Judges for Judges and Professor Laurent Pech have submitted a joint third party intervention before the European Court of Human Rights in the case of Judge Jan Grzęda.
The case of Grzęda v Poland concerns legislative changes as a result of which the office of a Supreme Administrative Court judge elected to the National Council of the Judiciary (NCJ) in Poland was prematurely terminated before the end of his constitutionally guaranteed four-year term.
Three main submissions are made:
- The existence of systemic and generalised deficiencies as regards the rule of law, including the unlawful nature of the multiple legislative changes made by Polish authorities, has been repeatedly and firmly established by both the European Commission and the European Parliament but also by the European Court Of Justice (ECJ) and national courts.

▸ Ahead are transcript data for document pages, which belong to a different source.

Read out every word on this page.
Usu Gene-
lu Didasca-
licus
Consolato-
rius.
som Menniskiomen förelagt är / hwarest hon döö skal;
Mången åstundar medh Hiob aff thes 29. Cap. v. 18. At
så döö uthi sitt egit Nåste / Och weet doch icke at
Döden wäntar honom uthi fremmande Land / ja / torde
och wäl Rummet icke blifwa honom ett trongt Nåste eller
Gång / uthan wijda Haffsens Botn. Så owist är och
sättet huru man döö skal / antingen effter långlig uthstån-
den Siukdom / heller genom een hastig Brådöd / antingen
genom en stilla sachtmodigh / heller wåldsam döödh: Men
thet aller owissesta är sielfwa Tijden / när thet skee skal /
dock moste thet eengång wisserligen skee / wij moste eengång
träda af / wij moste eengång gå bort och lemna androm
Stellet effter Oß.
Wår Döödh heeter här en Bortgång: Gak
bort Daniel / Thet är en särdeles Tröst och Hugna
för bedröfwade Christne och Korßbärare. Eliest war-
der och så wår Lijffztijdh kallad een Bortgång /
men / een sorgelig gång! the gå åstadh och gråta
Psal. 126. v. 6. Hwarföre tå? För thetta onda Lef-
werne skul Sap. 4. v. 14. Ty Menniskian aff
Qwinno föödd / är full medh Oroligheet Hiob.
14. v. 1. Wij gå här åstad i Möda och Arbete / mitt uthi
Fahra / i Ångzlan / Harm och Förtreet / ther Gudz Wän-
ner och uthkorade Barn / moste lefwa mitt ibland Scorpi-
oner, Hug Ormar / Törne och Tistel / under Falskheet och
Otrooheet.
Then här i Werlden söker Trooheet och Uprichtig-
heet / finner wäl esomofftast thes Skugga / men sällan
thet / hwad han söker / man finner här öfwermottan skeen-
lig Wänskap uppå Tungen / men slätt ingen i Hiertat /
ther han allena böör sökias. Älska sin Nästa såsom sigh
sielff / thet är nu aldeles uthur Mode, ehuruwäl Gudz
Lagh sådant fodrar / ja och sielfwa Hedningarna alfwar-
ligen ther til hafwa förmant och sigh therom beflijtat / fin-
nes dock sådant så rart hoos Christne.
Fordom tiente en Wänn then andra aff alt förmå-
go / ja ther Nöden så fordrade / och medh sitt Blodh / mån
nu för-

- This has revealed a now well-established pattern whereby Polish authorities and the courts they have captured or the new bodies they have created are actively colluding with the view of deliberately and systematically organising the violation of national but also ECJ rulings they do not approve of.
- Due to systemic and generalised deficiencies regarding the independence of the Polish judiciary and the pattern of sustained, deliberate and flagrantly unlawful targeting of independent judges, it is submitted that the right of access to an independent tribunal and the right to an effective remedy must be considered as being no longer guaranteed for any of the judges, prosecutors or lawyers who are or have been targeted by national authorities or the bodies they have unlawfully established (e.g. the “Disciplinary Chamber”) or re-established (e.g. the neo-NCJ), due to multiple legislative changes which have enabled the executive to “interfere throughout the entire structure and output of the justice system” while, simultaneously, national remedies ensuring effective legal protection have been removed or weakened across the board.